Мне нравились тонкие блюда: патэ из макарон, приготовленное хорошим неаполитанским поваром, ольяподрида, хорошо разделаная треска из Нового Света, тушеная дичь под грибным соусом и сыры, совершенство которых проявляется, когда маленькие существа, населяющие их, начинают заявлять о себе видимым образом. Что касается женщины, то я всегда полагал, что это то, что мне нравится, и чем сильнее чувствую я её аромат, тем кажется она мне слаще.

Что за развращенный вкус! Как не стыдно признаваться в этом и не краснеть! – эта критика заставляет меня смеяться. Я достаточно дерзок, полагая, что благодаря моим грубым вкусам чувствую себя счастливее, чем другой, прежде всего потому, что, я уверен, мои вкусы делают меня более восприимчивым к удовольствиям. Счастливы те, кто, не причиняя никому вреда, может их добиться, и безумны другие, которые воображают, что Высшее Существо могло бы наслаждаться страданиями, наказаниями и воздержанием, которые ему предлагаются в жертву, и что ценятся только странные создания, которые к ним стремятся. Бог может требовать от своих созданий только осуществления добродетелей, которые он поместил зародышем в их душе, и он не дал нам ничего, кроме возможности сделаться счастливыми: самолюбие, желание похвалы, чувство соперничества, силу, мужество и власть, которой никакая тирания не может нас лишить: это власть убить себя, если, после расчета, справедливого или ошибочного, нам, к несчастью, вручают счет. Это самое сильное доказательство нашей нравственной свободы, о которой так спорит софистика. Однако, это, в конце концов, просто противно природе, и все религии должны это запрещать.

Ум, считая себя сильным, говорит, что я не могу считать себя философом и допускать откровение. Если мы в этом не сомневаемся в физике, почему бы нам не признать этого в отношении религии? Речь идет всего лишь о форме. Дух говорит с духом, и не в уши. Принципы всего, что мы знаем, могут быть выявлены только в том, что мы воспринимаем через большой и высший принцип, который содержит их все. Пчела, что лепит свой улей, ласточка, которая строит свое гнездо, муравей, который делает свою нору, и паук, что ткет свою паутину, никогда не сделают ничего без предварительного высшего откровения. Либо мы должны верить, что все именно так, либо признать, что материя думает. Почему нет, скажет Локк, если Бог этого захотел? Но мы не осмеливаемся оказать такую честь материи.

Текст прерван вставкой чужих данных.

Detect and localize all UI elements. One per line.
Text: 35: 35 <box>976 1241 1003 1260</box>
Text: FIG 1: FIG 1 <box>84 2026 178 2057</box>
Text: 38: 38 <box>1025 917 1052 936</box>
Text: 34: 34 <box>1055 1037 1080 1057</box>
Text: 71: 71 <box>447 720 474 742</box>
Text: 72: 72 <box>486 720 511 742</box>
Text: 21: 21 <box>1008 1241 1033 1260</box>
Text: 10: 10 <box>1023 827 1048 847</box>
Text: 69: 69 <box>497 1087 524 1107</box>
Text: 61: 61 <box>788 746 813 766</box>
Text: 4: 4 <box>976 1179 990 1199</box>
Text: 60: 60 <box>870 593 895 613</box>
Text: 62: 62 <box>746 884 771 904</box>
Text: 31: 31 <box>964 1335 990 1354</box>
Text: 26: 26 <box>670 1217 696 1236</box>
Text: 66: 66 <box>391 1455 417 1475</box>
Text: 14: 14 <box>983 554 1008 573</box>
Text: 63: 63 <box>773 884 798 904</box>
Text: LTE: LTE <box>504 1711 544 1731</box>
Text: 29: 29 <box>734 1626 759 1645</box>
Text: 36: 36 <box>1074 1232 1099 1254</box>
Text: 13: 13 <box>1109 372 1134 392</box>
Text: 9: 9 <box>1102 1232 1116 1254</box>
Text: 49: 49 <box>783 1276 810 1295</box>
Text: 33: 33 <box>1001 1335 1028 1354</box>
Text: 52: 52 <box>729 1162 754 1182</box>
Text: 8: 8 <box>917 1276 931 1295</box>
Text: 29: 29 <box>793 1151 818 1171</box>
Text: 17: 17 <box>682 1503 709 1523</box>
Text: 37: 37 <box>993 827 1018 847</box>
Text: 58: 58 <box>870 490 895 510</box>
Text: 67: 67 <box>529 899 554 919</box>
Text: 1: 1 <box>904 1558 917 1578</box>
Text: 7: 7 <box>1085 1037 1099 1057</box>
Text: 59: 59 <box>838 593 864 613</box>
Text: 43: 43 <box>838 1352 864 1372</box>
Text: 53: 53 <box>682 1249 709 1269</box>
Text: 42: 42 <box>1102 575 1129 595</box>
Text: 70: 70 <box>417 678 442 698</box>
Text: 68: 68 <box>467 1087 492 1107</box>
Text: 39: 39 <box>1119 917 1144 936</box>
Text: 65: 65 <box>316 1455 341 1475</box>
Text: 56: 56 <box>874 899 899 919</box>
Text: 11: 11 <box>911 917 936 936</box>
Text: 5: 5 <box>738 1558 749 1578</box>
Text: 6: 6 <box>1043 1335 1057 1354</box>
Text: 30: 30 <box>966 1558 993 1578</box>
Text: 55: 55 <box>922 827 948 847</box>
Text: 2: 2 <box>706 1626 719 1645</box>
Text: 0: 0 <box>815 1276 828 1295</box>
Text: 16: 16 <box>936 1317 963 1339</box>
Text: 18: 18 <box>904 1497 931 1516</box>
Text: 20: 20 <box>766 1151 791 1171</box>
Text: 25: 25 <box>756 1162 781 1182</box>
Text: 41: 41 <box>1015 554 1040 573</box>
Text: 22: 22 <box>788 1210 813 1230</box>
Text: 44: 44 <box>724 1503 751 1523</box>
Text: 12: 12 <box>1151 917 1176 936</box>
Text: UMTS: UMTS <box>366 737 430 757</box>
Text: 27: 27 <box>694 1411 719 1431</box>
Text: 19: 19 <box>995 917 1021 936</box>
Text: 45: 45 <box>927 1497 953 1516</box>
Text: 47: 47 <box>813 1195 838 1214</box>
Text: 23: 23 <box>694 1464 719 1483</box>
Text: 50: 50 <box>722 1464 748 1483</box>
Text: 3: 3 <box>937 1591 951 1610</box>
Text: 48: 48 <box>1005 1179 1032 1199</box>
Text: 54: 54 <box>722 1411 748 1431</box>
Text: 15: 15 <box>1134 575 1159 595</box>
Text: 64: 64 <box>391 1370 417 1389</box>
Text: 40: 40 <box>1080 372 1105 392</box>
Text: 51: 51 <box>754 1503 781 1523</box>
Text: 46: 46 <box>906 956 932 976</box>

Поэтому согласимся на откровение.

Великий философ, который, изучив природу, думал, что может петь победу познания Бога, умер слишком рано. Если бы он жил ещё некоторое время, он бы пошел гораздо дальше, и его поездка не была бы долгой. Находящийся в своем авторе, он был бы не в состоянии его отрицать: meo movemur, et et sumus[8]. Он нашел бы его непознаваемым, и его бы это не смутило. Бог, великий принцип всех принципов, который никогда не имеет принципа, мог ли он представить себя сам, если бы ему пришлось разработать для этого собственный принцип? О блаженное неведение! Спиноза, добродетельный Спиноза, умер, не достигнув понимания. Он стал мертвым ученым, и право требовать возмещения за его добродетели полагается его бессмертной душе. Это неправда, что претензия на вознаграждение не свойственна истинной добродетели и наносит ущерб её чистоте, потому что, напротив, она используется для её поддержки, поскольку человек слишком слаб, чтобы желать добродетели лишь в угоду самому себе. Я полагаю сказочным персонажем этого Амфиарая, который vir bonus esse quain videri malebat[9]. Я полагаю, наконец, что в мире нет честного человека, не имеющего каких-либо притязаний, и я буду говорить о моих. Я претендую на дружбу, уважение и признание моих читателей. Также, после признания, – если чтение моих воспоминаний послужит им назиданием и доставит удовольствие. На их уважение, если они найдут у меня, по справедливости, больше достоинств, чем недостатков; и на их дружбу – привилегия, которой они удостоят меня заранее, на добросовестность, с которой я полагаю себя на их суд, без какой-либо маскировки. Они найдут, что я всегда любил истину так страстно, что частенько начинал с её искажения, чтобы внедрить её в головы, которым неведома её прелесть. Они не осудят меня, когда увидят меня опустошающим кошелёк своих друзей для удовлетворения моих капризов. Они вынашивали химерические проекты, и, внушая им надежду на успех, я в то же время надеялся вылечить их безумие с помощью разочарования. Я их обманывал, чтобы они поумнели, и я не считаю себя виновным, потому что действовать заставлял меня отнюдь не дух алчности. Я использовал для оплаты своих удовольствий суммы, предназначенные для обретения целей, которые природа сделала недостижимыми. Я считал бы себя виновным, если бы сегодня был богат. Я ничего не имею, я выбросил всё, и это меня утешает и меня оправдает. Это были деньги, предназначенные на некие безумства, я обратил их в свою пользу, заставив служить моим.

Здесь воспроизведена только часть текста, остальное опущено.